Gleichzeitig lassen sich aber auch zwei weniger schwerwiegende B-Verstöße als ein A-Verstoß werten und können somit auch zu einer Probezeitverlängerung und der Teilnahme an einen Aufbauseminar führen. Beispiele für B-Delikte sind unter anderem die Gefährdung bzw. Behinderung von Passanten beim Abbiegen, das Fahren ohne Betriebserlaubnis oder die Verwendung von abgefahrenen Reifen.

Wichtig! Grundsätzlich kann sich die Probezeit nur einmal verlängern. Der Führerschein kann aber bei weiteren Verstößen in Gefahr sein. So folgen bei einem weiteren A-Verstoß bzw. zwei B-Verstößen eine kostenpflichtige Verwarnung und die Empfehlung für eine verkehrs-psychologische Beratung. Erhalten Sie in der Probezeitverlängerung einen zweiten A-Verstoß, führt dies zum Entzug der Fahrerlaubnis.

Wie kann ich gegen eine Probezeitverlängerung vorgehen?

Bei wiederholten Verstößen können die Behörden den Führerschein in der Probezeit nach der Verlängerung entziehen.

Bei wiederholten Verstößen können die Behörden den Führerschein in der Probezeit nach der Verlängerung entziehen.

Ein kurzer Moment der Unachtsamkeit – zum Beispiel, weil das Schild für eine Geschwindigkeitsbegrenzung übersehen wurde – kann bereits eine Probezeitverlängerung nach sich ziehen. Dies ist besonders ärgerlich, wenn es bis zum Ablauf der Probezeit nur noch wenige Tage sind und sich die Führerscheinneulinge bis dahin nichts zu Schulden haben kommen lassen. Daher stellt sich nicht selten die Frage, ob es eine Möglichkeit gibt, gegen diese Maßnahme vorzugehen.

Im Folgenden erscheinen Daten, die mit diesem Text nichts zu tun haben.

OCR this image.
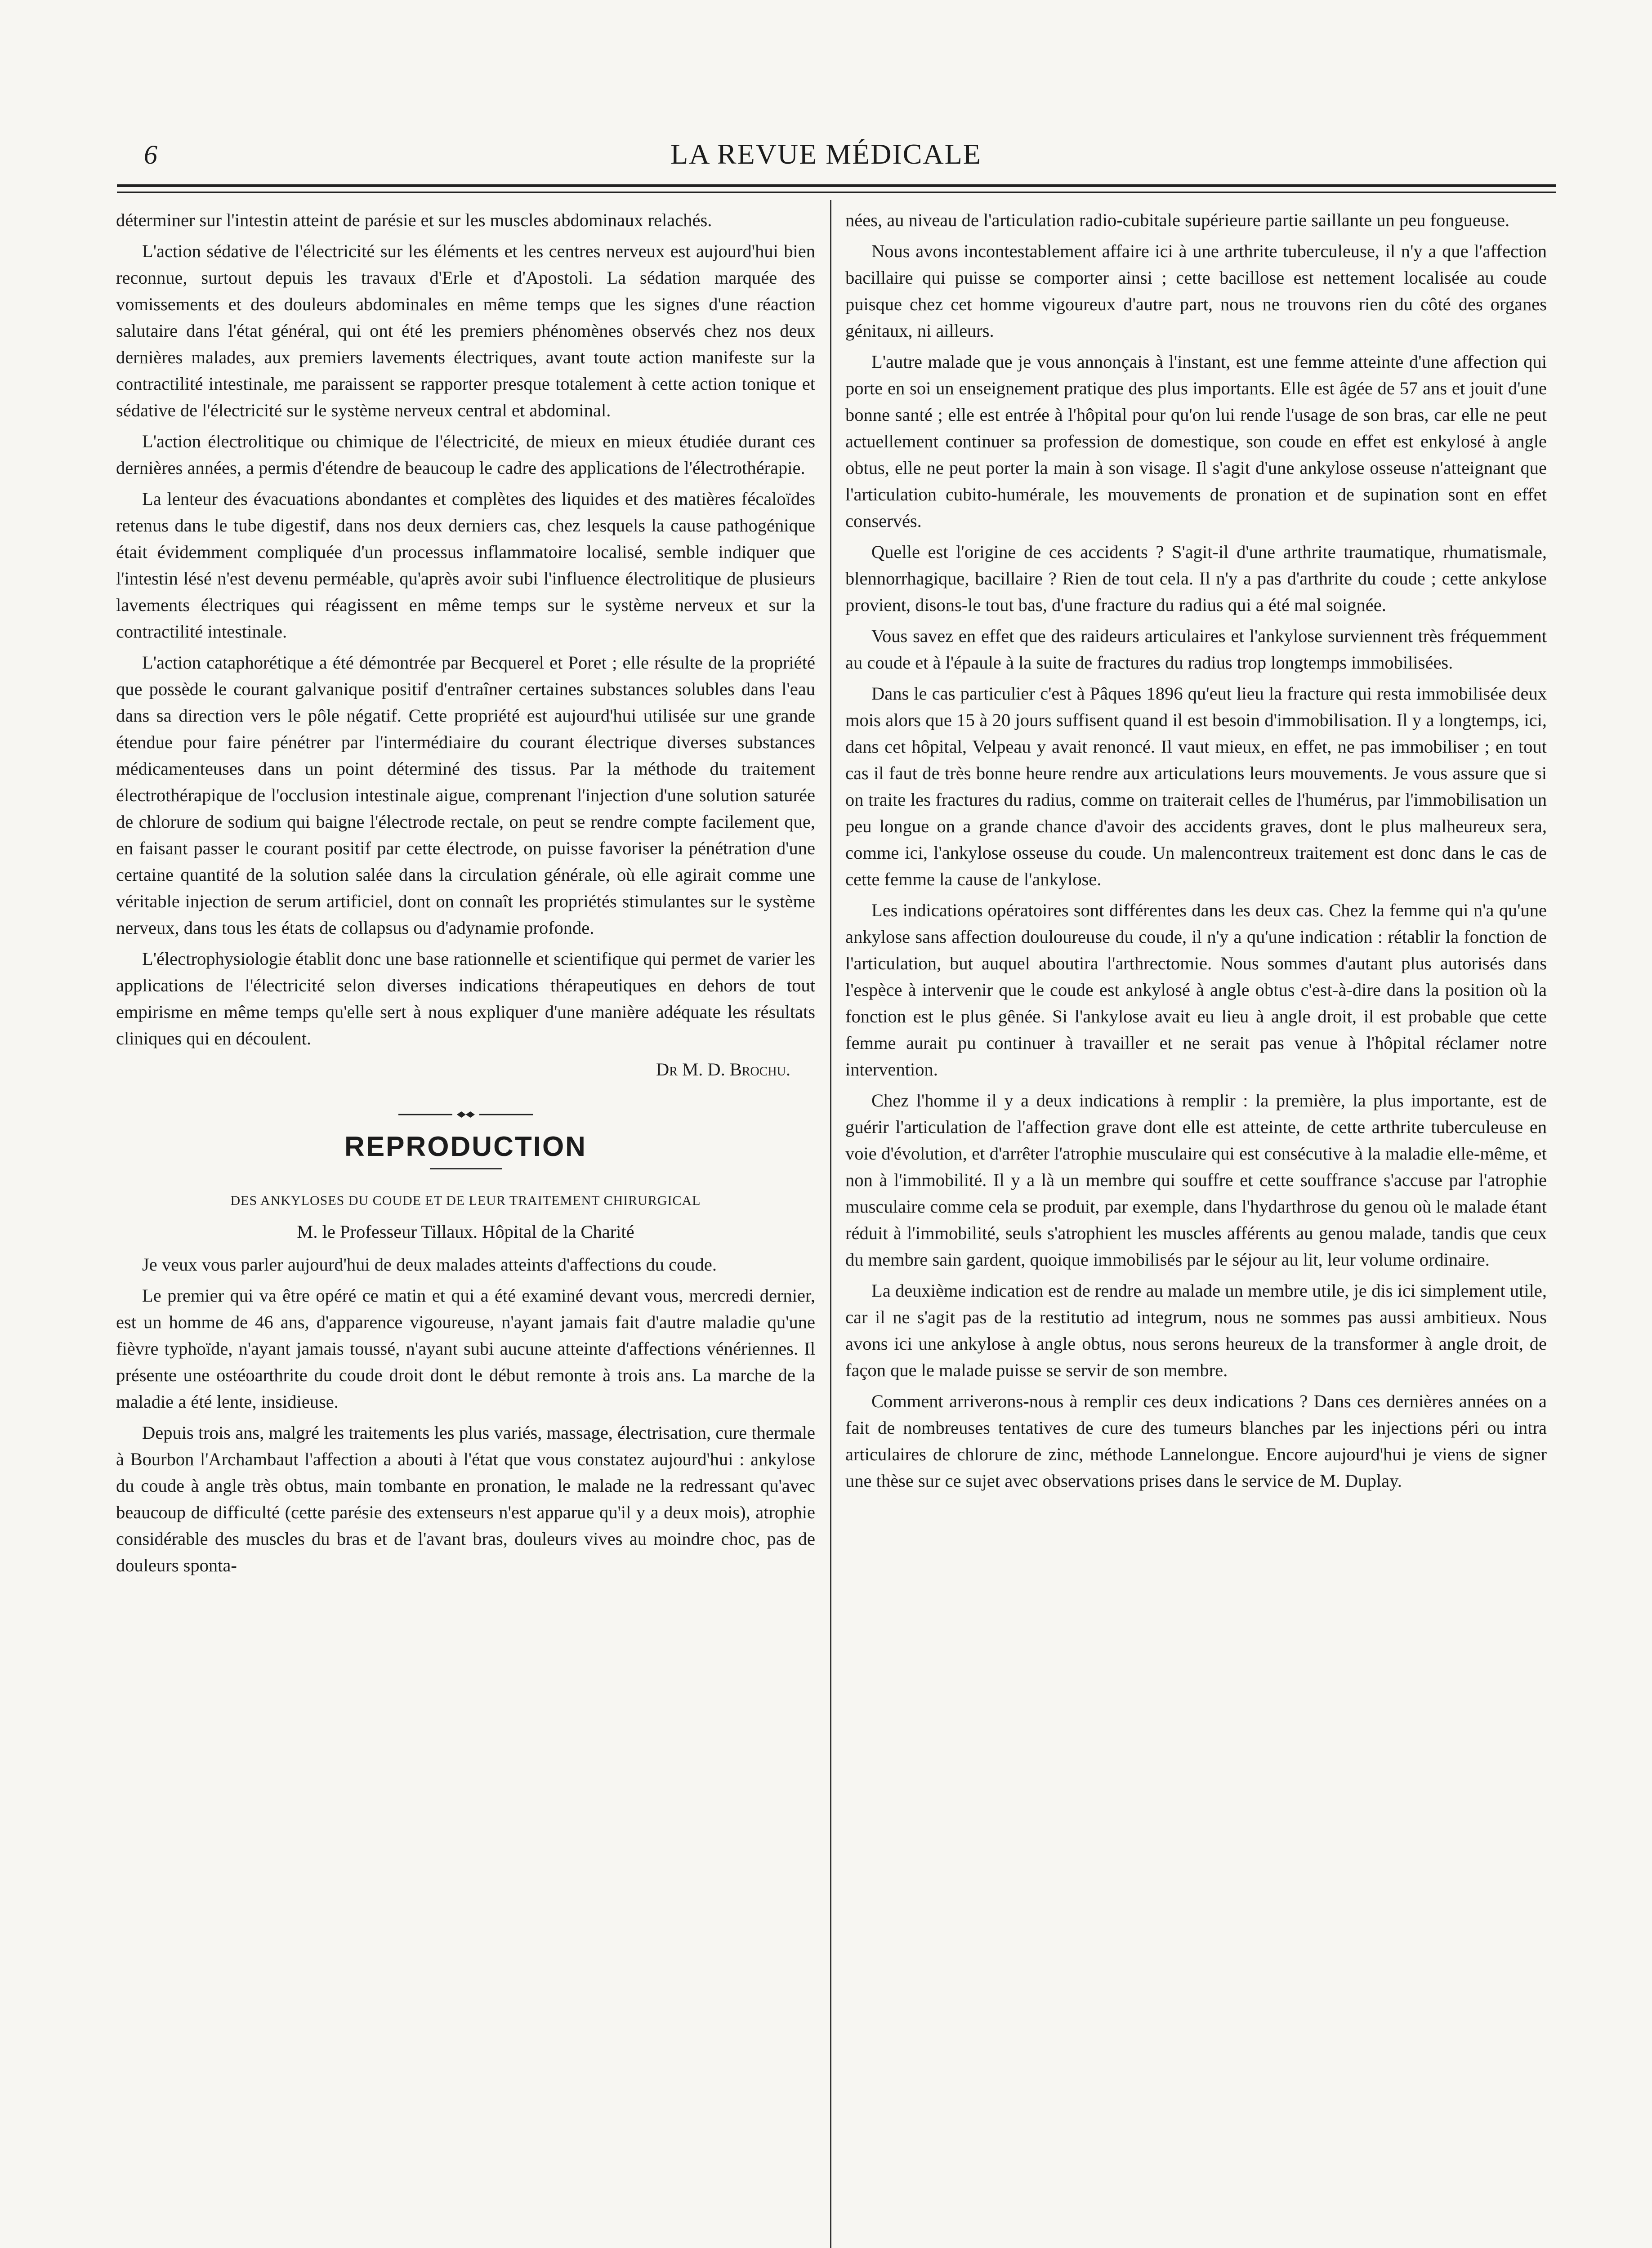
6	LA REVUE MÉDICALE

déterminer sur l'intestin atteint de parésie et sur les muscles abdominaux relachés.

L'action sédative de l'électricité sur les éléments et les centres nerveux est aujourd'hui bien reconnue, surtout depuis les travaux d'Erle et d'Apostoli. La sédation marquée des vomissements et des douleurs abdominales en même temps que les signes d'une réaction salutaire dans l'état général, qui ont été les premiers phénomènes observés chez nos deux dernières malades, aux premiers lavements électriques, avant toute action manifeste sur la contractilité intestinale, me paraissent se rapporter presque totalement à cette action tonique et sédative de l'électricité sur le système nerveux central et abdominal.

L'action électrolitique ou chimique de l'électricité, de mieux en mieux étudiée durant ces dernières années, a permis d'étendre de beaucoup le cadre des applications de l'électrothérapie.

La lenteur des évacuations abondantes et complètes des liquides et des matières fécaloïdes retenus dans le tube digestif, dans nos deux derniers cas, chez lesquels la cause pathogénique était évidemment compliquée d'un processus inflammatoire localisé, semble indiquer que l'intestin lésé n'est devenu perméable, qu'après avoir subi l'influence électrolitique de plusieurs lavements électriques qui réagissent en même temps sur le système nerveux et sur la contractilité intestinale.

L'action cataphorétique a été démontrée par Becquerel et Poret ; elle résulte de la propriété que possède le courant galvanique positif d'entraîner certaines substances solubles dans l'eau dans sa direction vers le pôle négatif. Cette propriété est aujourd'hui utilisée sur une grande étendue pour faire pénétrer par l'intermédiaire du courant électrique diverses substances médicamenteuses dans un point déterminé des tissus. Par la méthode du traitement électrothérapique de l'occlusion intestinale aigue, comprenant l'injection d'une solution saturée de chlorure de sodium qui baigne l'électrode rectale, on peut se rendre compte facilement que, en faisant passer le courant positif par cette électrode, on puisse favoriser la pénétration d'une certaine quantité de la solution salée dans la circulation générale, où elle agirait comme une véritable injection de serum artificiel, dont on connaît les propriétés stimulantes sur le système nerveux, dans tous les états de collapsus ou d'adynamie profonde.

L'électrophysiologie établit donc une base rationnelle et scientifique qui permet de varier les applications de l'électricité selon diverses indications thérapeutiques en dehors de tout empirisme en même temps qu'elle sert à nous expliquer d'une manière adéquate les résultats cliniques qui en découlent.

Dr M. D. Brochu.
REPRODUCTION
DES ANKYLOSES DU COUDE ET DE LEUR TRAITEMENT CHIRURGICAL
M. le Professeur Tillaux. Hôpital de la Charité

Je veux vous parler aujourd'hui de deux malades atteints d'affections du coude.

Le premier qui va être opéré ce matin et qui a été examiné devant vous, mercredi dernier, est un homme de 46 ans, d'apparence vigoureuse, n'ayant jamais fait d'autre maladie qu'une fièvre typhoïde, n'ayant jamais toussé, n'ayant subi aucune atteinte d'affections vénériennes. Il présente une ostéoarthrite du coude droit dont le début remonte à trois ans. La marche de la maladie a été lente, insidieuse.

Depuis trois ans, malgré les traitements les plus variés, massage, électrisation, cure thermale à Bourbon l'Archambaut l'affection a abouti à l'état que vous constatez aujourd'hui : ankylose du coude à angle très obtus, main tombante en pronation, le malade ne la redressant qu'avec beaucoup de difficulté (cette parésie des extenseurs n'est apparue qu'il y a deux mois), atrophie considérable des muscles du bras et de l'avant bras, douleurs vives au moindre choc, pas de douleurs sponta-

nées, au niveau de l'articulation radio-cubitale supérieure partie saillante un peu fongueuse.

Nous avons incontestablement affaire ici à une arthrite tuberculeuse, il n'y a que l'affection bacillaire qui puisse se comporter ainsi ; cette bacillose est nettement localisée au coude puisque chez cet homme vigoureux d'autre part, nous ne trouvons rien du côté des organes génitaux, ni ailleurs.

L'autre malade que je vous annonçais à l'instant, est une femme atteinte d'une affection qui porte en soi un enseignement pratique des plus importants. Elle est âgée de 57 ans et jouit d'une bonne santé ; elle est entrée à l'hôpital pour qu'on lui rende l'usage de son bras, car elle ne peut actuellement continuer sa profession de domestique, son coude en effet est enkylosé à angle obtus, elle ne peut porter la main à son visage. Il s'agit d'une ankylose osseuse n'atteignant que l'articulation cubito-humérale, les mouvements de pronation et de supination sont en effet conservés.

Quelle est l'origine de ces accidents ? S'agit-il d'une arthrite traumatique, rhumatismale, blennorrhagique, bacillaire ? Rien de tout cela. Il n'y a pas d'arthrite du coude ; cette ankylose provient, disons-le tout bas, d'une fracture du radius qui a été mal soignée.

Vous savez en effet que des raideurs articulaires et l'ankylose surviennent très fréquemment au coude et à l'épaule à la suite de fractures du radius trop longtemps immobilisées.

Dans le cas particulier c'est à Pâques 1896 qu'eut lieu la fracture qui resta immobilisée deux mois alors que 15 à 20 jours suffisent quand il est besoin d'immobilisation. Il y a longtemps, ici, dans cet hôpital, Velpeau y avait renoncé. Il vaut mieux, en effet, ne pas immobiliser ; en tout cas il faut de très bonne heure rendre aux articulations leurs mouvements. Je vous assure que si on traite les fractures du radius, comme on traiterait celles de l'humérus, par l'immobilisation un peu longue on a grande chance d'avoir des accidents graves, dont le plus malheureux sera, comme ici, l'ankylose osseuse du coude. Un malencontreux traitement est donc dans le cas de cette femme la cause de l'ankylose.

Les indications opératoires sont différentes dans les deux cas. Chez la femme qui n'a qu'une ankylose sans affection douloureuse du coude, il n'y a qu'une indication : rétablir la fonction de l'articulation, but auquel aboutira l'arthrectomie. Nous sommes d'autant plus autorisés dans l'espèce à intervenir que le coude est ankylosé à angle obtus c'est-à-dire dans la position où la fonction est le plus gênée. Si l'ankylose avait eu lieu à angle droit, il est probable que cette femme aurait pu continuer à travailler et ne serait pas venue à l'hôpital réclamer notre intervention.

Chez l'homme il y a deux indications à remplir : la première, la plus importante, est de guérir l'articulation de l'affection grave dont elle est atteinte, de cette arthrite tuberculeuse en voie d'évolution, et d'arrêter l'atrophie musculaire qui est consécutive à la maladie elle-même, et non à l'immobilité. Il y a là un membre qui souffre et cette souffrance s'accuse par l'atrophie musculaire comme cela se produit, par exemple, dans l'hydarthrose du genou où le malade étant réduit à l'immobilité, seuls s'atrophient les muscles afférents au genou malade, tandis que ceux du membre sain gardent, quoique immobilisés par le séjour au lit, leur volume ordinaire.

La deuxième indication est de rendre au malade un membre utile, je dis ici simplement utile, car il ne s'agit pas de la restitutio ad integrum, nous ne sommes pas aussi ambitieux. Nous avons ici une ankylose à angle obtus, nous serons heureux de la transformer à angle droit, de façon que le malade puisse se servir de son membre.

Comment arriverons-nous à remplir ces deux indications ? Dans ces dernières années on a fait de nombreuses tentatives de cure des tumeurs blanches par les injections péri ou intra articulaires de chlorure de zinc, méthode Lannelongue. Encore aujourd'hui je viens de signer une thèse sur ce sujet avec observations prises dans le service de M. Duplay.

Grundsätzlich können Sie gegen die Probezeitverlängerung an sich keine Rechtsmittel einlegen. Gleiches gilt übrigens auch für die Anordnung zur Teilnahme an einem Aufbauseminar. Allerdings besteht grundsätzlich die Möglichkeit, gegen den Bußgeldbescheid Einspruch einzulegen. Lässt sich im Zuge dessen nachweisen, dass der Bescheid an sich fehlerhaft ist, zum Beispiel weil bei der zugrundeliegenden Geschwindigkeitsüberschreitung ein Messfehler vorliegt, kann dadurch unter Umständen auch eine Probezeitverlängerung verhindert werden.

Ob diese Option in Ihrem individuellen Fall besteht, wie gut Ihre Erfolgsaussichten sind und worauf es beim Einspruch gegen den Bußgeldbescheid zu achten gilt, sollten Sie ggf. mit einem Anwalt für Verkehrsrecht besprechen.